Can Auburn get back right at a place where things often go wrong?
Auburn knows it can never overlook Vanderbilt. The Florida loss — and Vanderbilt's big wins in Memorial — only reinforced that.
(Zach Bland/Auburn Tigers)
AUBURN — For the first time ever, four teams from a single conference make up the top five of the Associated Press Top 25.
If that doesn’t illustrate that this season’s version of the SEC is the toughest in men’s college basketball history, perhaps nothing will.
On Monday, Auburn learned that it is still the nation’s No. 1 team, despite a nine-point home loss to Florida on Saturday. Duke, the only other team that has beaten Auburn, lost as well. The vote was close, but Auburn remained in front of rival Alabama heading into a week that will end with a historic 1 vs. 2 showdown.
But before the Tigers get to that marquee matchup, they have to go to Nashville.

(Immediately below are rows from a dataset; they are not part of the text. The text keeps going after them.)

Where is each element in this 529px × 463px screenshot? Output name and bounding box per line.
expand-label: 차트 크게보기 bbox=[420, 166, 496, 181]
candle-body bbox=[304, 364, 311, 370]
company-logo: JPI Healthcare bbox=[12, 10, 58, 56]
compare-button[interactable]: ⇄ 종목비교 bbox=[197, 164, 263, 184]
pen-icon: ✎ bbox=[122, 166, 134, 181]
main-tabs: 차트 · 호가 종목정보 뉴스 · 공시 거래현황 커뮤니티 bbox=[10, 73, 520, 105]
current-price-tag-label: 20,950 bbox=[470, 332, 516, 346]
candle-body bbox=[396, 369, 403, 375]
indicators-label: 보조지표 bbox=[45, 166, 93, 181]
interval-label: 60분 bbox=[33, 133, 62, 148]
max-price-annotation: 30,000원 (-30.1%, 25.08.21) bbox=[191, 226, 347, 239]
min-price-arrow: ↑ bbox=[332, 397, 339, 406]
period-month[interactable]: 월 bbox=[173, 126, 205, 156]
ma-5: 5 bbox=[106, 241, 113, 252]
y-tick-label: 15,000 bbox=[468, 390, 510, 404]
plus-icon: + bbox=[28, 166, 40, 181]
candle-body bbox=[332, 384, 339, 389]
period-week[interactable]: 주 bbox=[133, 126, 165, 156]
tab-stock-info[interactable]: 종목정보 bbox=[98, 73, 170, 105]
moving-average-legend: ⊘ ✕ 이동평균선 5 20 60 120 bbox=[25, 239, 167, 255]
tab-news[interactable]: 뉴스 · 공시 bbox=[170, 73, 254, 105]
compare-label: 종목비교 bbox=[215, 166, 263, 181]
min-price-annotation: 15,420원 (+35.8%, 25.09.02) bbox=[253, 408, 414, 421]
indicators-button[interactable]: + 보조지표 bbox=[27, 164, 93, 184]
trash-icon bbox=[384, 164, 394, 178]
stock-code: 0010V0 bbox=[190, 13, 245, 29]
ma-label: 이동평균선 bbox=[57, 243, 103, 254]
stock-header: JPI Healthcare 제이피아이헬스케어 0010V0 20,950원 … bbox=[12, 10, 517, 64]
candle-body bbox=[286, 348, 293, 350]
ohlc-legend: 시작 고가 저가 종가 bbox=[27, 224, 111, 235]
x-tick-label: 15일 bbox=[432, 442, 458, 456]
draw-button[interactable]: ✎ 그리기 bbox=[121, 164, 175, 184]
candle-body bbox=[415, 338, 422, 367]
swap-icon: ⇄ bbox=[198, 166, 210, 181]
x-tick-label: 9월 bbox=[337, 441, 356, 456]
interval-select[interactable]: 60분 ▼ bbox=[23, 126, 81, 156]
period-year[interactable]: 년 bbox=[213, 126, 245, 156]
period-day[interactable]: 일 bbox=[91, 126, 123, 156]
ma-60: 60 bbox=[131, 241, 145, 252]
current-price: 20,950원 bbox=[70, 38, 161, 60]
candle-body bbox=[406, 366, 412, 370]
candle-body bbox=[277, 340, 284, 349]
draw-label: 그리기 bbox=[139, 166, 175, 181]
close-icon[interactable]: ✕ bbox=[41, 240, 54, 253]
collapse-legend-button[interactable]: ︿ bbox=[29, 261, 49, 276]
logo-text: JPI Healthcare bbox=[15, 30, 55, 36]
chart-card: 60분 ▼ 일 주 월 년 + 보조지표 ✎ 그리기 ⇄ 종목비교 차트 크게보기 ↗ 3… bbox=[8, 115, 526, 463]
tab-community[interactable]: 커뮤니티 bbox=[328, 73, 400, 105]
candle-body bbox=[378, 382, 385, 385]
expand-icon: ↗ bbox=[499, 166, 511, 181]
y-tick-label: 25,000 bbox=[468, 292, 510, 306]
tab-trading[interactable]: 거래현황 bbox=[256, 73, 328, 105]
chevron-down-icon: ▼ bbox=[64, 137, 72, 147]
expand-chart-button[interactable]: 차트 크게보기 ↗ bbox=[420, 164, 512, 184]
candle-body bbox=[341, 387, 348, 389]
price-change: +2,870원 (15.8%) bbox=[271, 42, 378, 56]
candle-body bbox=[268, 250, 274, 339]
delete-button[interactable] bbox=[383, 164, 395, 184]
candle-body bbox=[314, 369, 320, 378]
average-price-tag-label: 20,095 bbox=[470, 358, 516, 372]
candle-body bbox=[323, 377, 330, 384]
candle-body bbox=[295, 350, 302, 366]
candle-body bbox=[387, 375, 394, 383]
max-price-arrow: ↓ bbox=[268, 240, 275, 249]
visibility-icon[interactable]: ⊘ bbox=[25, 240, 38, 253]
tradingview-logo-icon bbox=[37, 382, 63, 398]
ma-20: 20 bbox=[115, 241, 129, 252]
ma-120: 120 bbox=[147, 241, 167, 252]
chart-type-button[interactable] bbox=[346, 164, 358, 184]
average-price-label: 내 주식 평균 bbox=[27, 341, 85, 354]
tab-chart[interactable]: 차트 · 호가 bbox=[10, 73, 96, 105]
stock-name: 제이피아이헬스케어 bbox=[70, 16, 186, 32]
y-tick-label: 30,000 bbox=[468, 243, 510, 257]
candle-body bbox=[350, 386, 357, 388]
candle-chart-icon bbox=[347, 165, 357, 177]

Vanderbilt isn’t ranked in the new AP poll and currently sits outside the top 40 in the NET rankings. Still, the Commodores have exceeded expectations season — already collecting an impressive list of big-name wins at Memorial Gymnasium.
“We go to Vanderbilt and a place where they're 12-1,” Bruce Pearl said Monday, hours before Auburn left for its Tuesday game at Vanderbilt. “Beaten Tennessee, then they beat Kentucky. Tennessee was 6, Kentucky was 9. And they're 12-1 there.
“We've won seven out of eight to Vanderbilt, and prior to that, we lost 13 in a row. So, Vanderbilt has been a tough place for us to play historically.”
In 2018, Auburn ended its long losing skid to Vanderbilt with a home win that would prove to be critical in its surprise run to the SEC regular-season title. A year later, a Tigers team that would run all the way to the Final Four went on the road and beat a Commodores squad that would go 0-18 in league play.
Auburn has won four of its last five games at Memorial Gymnasium, with the lone loss coming in 2023 on a buzzer-beating layup. But you never quite get used to life inside Vanderbilt’s peculiar home, where the floor is elevated, the architecture is bizarre and the benches are on the baselines instead of the sidelines.
“It'd be like if we asked Coach (Hugh) Freeze to coach our football team from the end zone,” Pearl said. “That's what it'd be like. It's very different for the players. It's very different for the coaches. But if Coach Freeze coached half of the season from the end zone, like Vanderbilt does, he'd get used to it. Big advantage.”
In a beyond-loaded SEC this season, Auburn has already had several instances where it’s played arguably the best version of a team in recent history. That will continue to be the case with Vanderbilt, which is currently rocking its highest KenPom rating since its last NCAA Tournament appearance in 2017.
While Vanderbilt has gone 0-4 on the road in SEC play with an average margin of defeat of 16.5 points — including a 30-point rout by Oklahoma just 10 days ago — it’s punched above its weight class at home.
After dropping a loss to Mississippi State by 12 in early January, Vanderbilt has beaten South Carolina, Tennessee, Kentucky and Texas at home. It put up 76 against a vaunted Tennessee defense and rallied from down seven with 8:39 left to beat Kentucky, getting several crucial stops down the stretch.
So, even though Auburn has done much better than history would suggest in Nashville over the last several seasons, it will enter this game against Vanderbilt on Tuesday night needing to take care of business to remain on top of the SEC standings before the highly anticipated trip across the state on Saturday.
Finding motivation and focus to stay in the moment shouldn’t be difficult.